Gino Ríos, sentenciado por violencia familiar, se aferra a su cargo en la JNJ
Gino Ríos Patio, actual presidente de la Junta Nacional de Justicia (JNJ), fue sentenciado en 2011 por violencia familiar en la modalidad de maltrato psicológico contra su exesposa, Obdulia Gildemeister.
La sentencia nunca fue apelada y quedó consentida; sin embargo, el proceso judicial que la originó fue deliberadamente ignorado por la Comisión Especial de Selección que presidió el defensor del Pueblo, Josué Gutiérrez, a pesar de haber sido advertida de su existencia antes de la juramentación de Ríos al cargo.
El caso se remonta al proceso de divorcio entre Ríos y Obdulia Gildemeister Ducato, su exesposa, quien respondió a una demanda de divorcio por “abandono del hogar” con una contrademanda por violencia psicológica.
Sentencia confirmada
Según un documento revelado por La República, Gildemeister presentó como prueba cartas notariales con insultos y amenazas, así como su testimonio ante la Policía, donde detalló años de humillaciones, coacciones y episodios de violencia verbal y física.
“Me dijo que si no renunciaba a solicitar alimentos me iba a desgraciar la vida a mí y a mis hijos”, declaró Gildemeister ante la comisaría de La Molina el 9 de junio de 2007. En esa misma denuncia relató agresiones físicas cuando su hijo tenía apenas seis meses. También señaló que Ríos plasmaba su violencia en cartas notariales.
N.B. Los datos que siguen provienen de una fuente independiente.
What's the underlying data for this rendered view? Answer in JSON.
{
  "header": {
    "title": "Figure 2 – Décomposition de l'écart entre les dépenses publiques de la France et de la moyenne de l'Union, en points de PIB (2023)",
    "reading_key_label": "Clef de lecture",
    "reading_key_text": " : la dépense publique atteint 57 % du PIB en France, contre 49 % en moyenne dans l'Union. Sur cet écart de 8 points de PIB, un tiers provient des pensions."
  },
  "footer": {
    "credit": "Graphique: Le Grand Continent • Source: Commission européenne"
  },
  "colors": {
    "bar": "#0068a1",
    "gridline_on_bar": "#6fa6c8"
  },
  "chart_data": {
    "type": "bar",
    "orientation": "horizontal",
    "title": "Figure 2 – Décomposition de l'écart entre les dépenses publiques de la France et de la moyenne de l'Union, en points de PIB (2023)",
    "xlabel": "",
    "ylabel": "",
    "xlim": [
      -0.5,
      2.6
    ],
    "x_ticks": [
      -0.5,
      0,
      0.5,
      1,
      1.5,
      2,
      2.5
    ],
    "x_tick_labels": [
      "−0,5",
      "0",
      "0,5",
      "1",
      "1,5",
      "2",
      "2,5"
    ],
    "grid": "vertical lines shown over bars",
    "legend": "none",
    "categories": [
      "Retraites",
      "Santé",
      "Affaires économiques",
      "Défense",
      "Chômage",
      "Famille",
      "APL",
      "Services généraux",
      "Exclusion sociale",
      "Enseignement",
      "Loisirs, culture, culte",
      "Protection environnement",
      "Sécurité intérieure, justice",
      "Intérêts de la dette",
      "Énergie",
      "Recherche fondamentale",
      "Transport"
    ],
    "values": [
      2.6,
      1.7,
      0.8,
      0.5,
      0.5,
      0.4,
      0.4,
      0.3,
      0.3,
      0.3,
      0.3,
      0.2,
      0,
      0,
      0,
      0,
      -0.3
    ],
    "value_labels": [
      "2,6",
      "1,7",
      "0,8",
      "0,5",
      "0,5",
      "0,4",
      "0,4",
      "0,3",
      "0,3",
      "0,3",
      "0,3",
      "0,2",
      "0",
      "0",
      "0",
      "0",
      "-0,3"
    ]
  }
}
“Debo manifestar que las agresiones psicológicas no solo son en forma verbal, sino que ha procedido a plasmarlas en escrito al mandarme unas cartas notariales donde de manera insultante me dice que soy una mitómana, fría, cruel, mentirosa, entre otros calificativos”, se lee en el documento.
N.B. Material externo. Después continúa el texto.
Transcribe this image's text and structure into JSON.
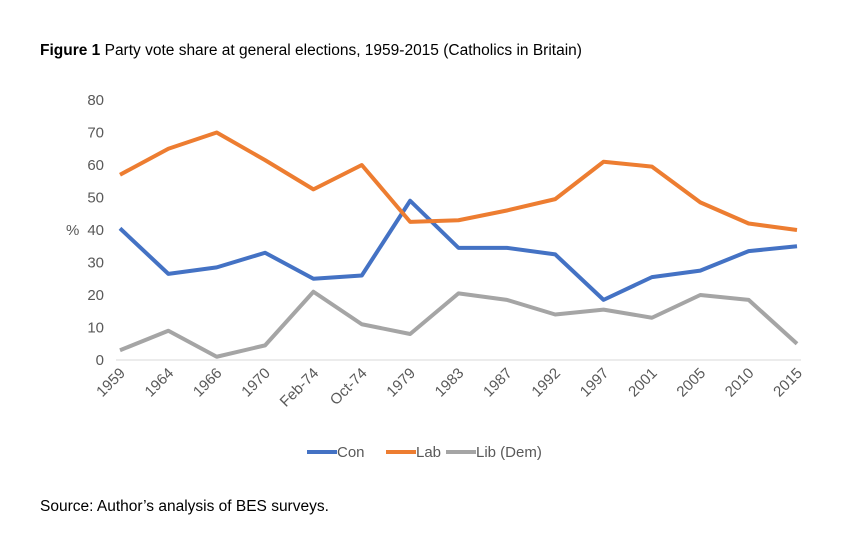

El juez de familia le dio la razón. Determinó que Ríos incurrió en violencia familiar y declaró fundado el divorcio solicitado por la víctima. El presidente de la JNJ no impugnó la decisión judicial; sin embargo, durante una entrevista a Canal N, señaló que no contradijo la sentencia no porque no tuviera razones sino porque prefirió “preservar la armonía familiar”.
Asimismo, Ríos intentó restar gravedad a su caso señalando que no fue sentenciado por el delito de violencia contra la mujer —como se tipifica actualmente—, sino por la figura de violencia familiar, que estaba vigente en el momento de los hechos.
“Es distinto, porque la violencia familiar estuvo vigente hasta noviembre de 2015. Los hechos que refiero tratan del 2004 y fueron sentenciados en 2011”, declaró.
Sin embargo, para organizaciones feministas, este argumento no exime de responsabilidad ni resta gravedad a la sentencia. Rocío Silva Santisteban, directora del Estudio para la Defensa de los Derechos de la Mujer (DEMUS), señaló:
“Leguleyadas. Sostener que Ríos no debe ser vacado porque fue sentenciado por violencia contra la mujer, por la ley anterior que no está vigente es absurdo. Una sentencia por un delito con ley anterior o actual es una sentencia firme y causal de vacancia”.
Silencio institucional
El cuestionamiento por la presencia de Ríos en la JNJ también se ha extendido a la Comisión Especial de Selección de la JNJ —presidida por el defensor del Pueblo, Josué Gutiérrez— quién durante la evaluación no consideró relevante la denuncia ni el expediente judicial.
La abogada de Gildemeister, Elena Tello, envió la documentación correspondiente en octubre de 2024, alertando el hecho, pero la respuesta fue una negativa basada en que la tacha no fue presentada a tiempo ni en el formato requerido. Incluso, Gutiérrez ha declarado después que el expediente sí fue revisado, pero que los hechos “ya estaban archivados” y no tenían peso suficiente para afectar la postulación de Ríos.
Finalmente, el actual presidente de la JNJ se ha negado a dejar su cargo e insiste en que su permanencia es una oportunidad para demostrar que el pleno del Congreso “actúa con transparencia, sin presiones y con respeto al debido proceso”.